Propósito. Eureka! As palavras que grifei acima clarearam minha mente sobre a possível causa do ocorrido. O primeiro episódio do podcast foi há 3 meses, estava numa fase péssima pessoal e principalmente profissional. De repente me surge uma série no podcast sobre um livro que propunha um antídoto para o caos, era tudo que eu precisava! Comecei a ouvir os episódios e perdi completamente o propósito de vista e fiquei me deliciando com as narrativas (no bom sentido) do André Assi. De repente tinha virado tiete, fã da série em especial. E sem precisão no propósito, que eu até então não tinha tomado consciência, qualquer opinião sairia mal colocada.

Quando as coisas desmoronam, e o caos reemerge, podemos reestruturá-las e restabelecer a ordem através de nossa linguagem. Se falarmos com cuidado e precisão, somos capazes de compreender as coisas, colocá-las em seu devido lugar, estabelecer um novo objetivo e superá-la”.

Eu recebi uma resposta ao meu comentário, e foi tão decepcionante! Foi – a princípio - a prova inequívoca de que tinham razão, ou seja, eu não sabia me comunicar, pois não me fiz entender nem num breve comentário! Que atestado de incompetência público que eu recebi! Depois de muita raiva e unfollows, resolvi parar, oxigenar o cérebro e raciocinar por quê aquilo tinha me afetado tanto. Era só um podcast de um ilustre desconhecido que, por isso mesmo nada sabia sobre mim.

Pela leitura do livro percebi algo que não estava no episódio do podcast, a nossa capacidade de identificação. Ouvindo o André, num papel até então inédito, colocando suas experiências pessoais em pauta, fui me identificando, esse meu blog foi criado há 10 anos para descrever experiências e clarear a mente (Medos Privados e Lugares Públicos), assim como meu outro blog Diário Fragmentado. De repente sua opinião passou a importar. E não há nada pior que uma opinião negativa, intencional ou não, de quem importa.

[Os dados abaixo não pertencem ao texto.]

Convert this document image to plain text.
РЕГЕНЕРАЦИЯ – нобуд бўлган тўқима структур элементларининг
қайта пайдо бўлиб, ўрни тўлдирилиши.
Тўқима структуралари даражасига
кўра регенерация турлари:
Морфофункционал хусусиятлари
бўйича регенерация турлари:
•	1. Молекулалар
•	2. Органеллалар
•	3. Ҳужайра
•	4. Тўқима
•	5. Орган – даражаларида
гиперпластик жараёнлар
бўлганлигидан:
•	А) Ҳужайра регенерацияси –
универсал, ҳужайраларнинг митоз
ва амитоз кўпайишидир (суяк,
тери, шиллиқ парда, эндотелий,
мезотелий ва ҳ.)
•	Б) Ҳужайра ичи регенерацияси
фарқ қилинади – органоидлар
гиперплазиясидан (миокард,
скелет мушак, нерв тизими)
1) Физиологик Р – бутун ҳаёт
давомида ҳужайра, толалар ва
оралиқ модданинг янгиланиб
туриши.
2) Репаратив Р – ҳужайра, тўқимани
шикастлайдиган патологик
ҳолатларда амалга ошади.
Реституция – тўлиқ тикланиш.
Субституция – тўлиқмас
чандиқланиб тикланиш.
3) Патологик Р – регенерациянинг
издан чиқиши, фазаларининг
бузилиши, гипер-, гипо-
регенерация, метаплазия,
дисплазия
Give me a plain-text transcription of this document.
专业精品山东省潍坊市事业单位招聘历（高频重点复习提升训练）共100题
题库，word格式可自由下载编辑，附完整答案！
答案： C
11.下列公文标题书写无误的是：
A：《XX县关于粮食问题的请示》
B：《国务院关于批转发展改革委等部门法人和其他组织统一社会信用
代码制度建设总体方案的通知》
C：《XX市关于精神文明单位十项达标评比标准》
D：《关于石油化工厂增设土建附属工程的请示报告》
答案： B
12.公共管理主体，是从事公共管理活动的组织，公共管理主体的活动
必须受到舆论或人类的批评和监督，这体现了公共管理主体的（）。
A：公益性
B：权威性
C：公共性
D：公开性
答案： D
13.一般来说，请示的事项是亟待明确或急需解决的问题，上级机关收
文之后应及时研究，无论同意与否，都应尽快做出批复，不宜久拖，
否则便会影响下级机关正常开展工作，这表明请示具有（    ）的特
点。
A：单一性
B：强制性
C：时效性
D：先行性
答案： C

O problema não era não saber me expressar, nem oratória. O problema no comentário era que eu ignorava o propósito que me conectava ao autor, que passou a ser a identificação com os relatos e não mais a necessidade de antídoto para o caos, e na vida (ou caos), era porque o meu propósito não podia ser comunicado sob pena de retaliação. Eu não me expressei mal por deficiência cognitiva ou de método linguístico, mas por bloqueio psicológico, ora, ora!
 Os dois propósitos estavam inconscientes, e é exatamente o ponto do capítulo no livro, que inclui enfrentar o problema e procurar enxergar o dragão, ou deixar que ele cresça até tomar conta de todo espaço. 

Fiz minha lição de casa. Eu não teria avançado até o capítulo 10 dos podcasts sem aprender nada! Um grande professor falando sobre outro teria que deixar frutos. É uma pena que tudo tenha ocorrido de uma forma tão estranha, mas também foi um excelente aprendizado. Não fosse isso eu estaria até agora sem entender nada. Talvez em breve eu decida ouvir os dois episódios restantes da série. Por ora, termino com boas citações que Peterson já tinha deixado de lição, se eu tivesse lido ao invés de aceitar passivamente somente os spoilers alheios:



A psique (a alma) e o mundo, nos níveis mais elevados da existência humana, são ambos organizados com a linguagem através da comunicação. As coisas não são como parecem quando o resultado não foi nem intencional nem desejado. O Ser não foi classificado nas categorias apropriadas quando não está se comportando adequadamente. Quando algo sai errado, até a percepção deve ser questionada, assim como a avaliação, o pensamento e a ação.

“Tenha cuidado com o que diz a si mesmo e aos outros sobre o que fez, o que está fazendo e aonde está indo. Busque as palavras corretas. Organize-as em sentenças corretas e essas sentenças, em parágrafos corretos. O passado pode ser redimido quando reduzido à sua essência através de uma linguagem precisa”.

“Diga o que quer dizer para que possa descobrir o que quer dizer. Aja de acordo com o que diz para que possa descobrir o que acontece. E então preste atenção. Perceba seus erros. Articule-os. Esforce-se para corrigi-los. É assim que você descobre o significado de sua vida. Isso irá protegê-lo da tragédia de sua vida. Como poderia ser diferente?”